Ante la afirmación anterior la sonrisa aflora en su rostro, comenta que la realidad es muy diferente, los alumnos a pesar de su corta edad están muy familiarizados con las nuevas tecnologías concebidas para un aprendizaje independiente, rápido, dinámico, diverso y constante. “No pocas veces mis alumnos se presentan con nuevas aplicaciones que me obligan a mantener la auto preparación constante.”
“El reto está en enseñar a los alumnos que el dominio de la computación implica apropiarse de las herramientas, a través de las cuales se pueden adquirir nuevos y variados conocimientos, y no ver esas prestaciones solo como elementos que proporcionan entretenimiento.

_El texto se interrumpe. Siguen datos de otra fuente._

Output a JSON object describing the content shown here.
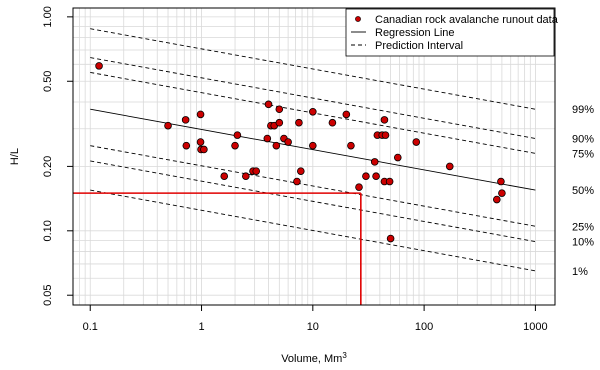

Súmele que el proceso de informatización de la sociedad avanza, y eso agrega una nueva responsabilidad al proceso docente, preparar a los estudiantes para un contexto muy diferente al de las generaciones anteriores.”
“Hay que inculcar valores éticos, no vale nada un futuro profesional con amplio dominio de las mismas, si su conducta está marcada por la falta de honradez, o peor aún sin un sentido de pertenencia a su patria, nosotros formamos ciudadanos, esa es la responsabilidad principal.”
“Este enfoque permite articular las diferentes asignaturas con la elaboración y empleo en el proceso docente de diversos productos multimedia, como la realizada sobre la vida y obra del Mayor General Calixto García, en la que tuve una participación importante, y que gracias a la labor de la Asociación de Pedagogos se ha podido generalizar.”
“Asumir estos retos es una obra que requiere mucha entrega, es muy estimulante constatar como tus alumnos van superando las dificultades, se apropian de los conocimientos, dominan los objetivos propuestos, entonces ocurre en tu interior algo maravilloso: te sientes maestro.”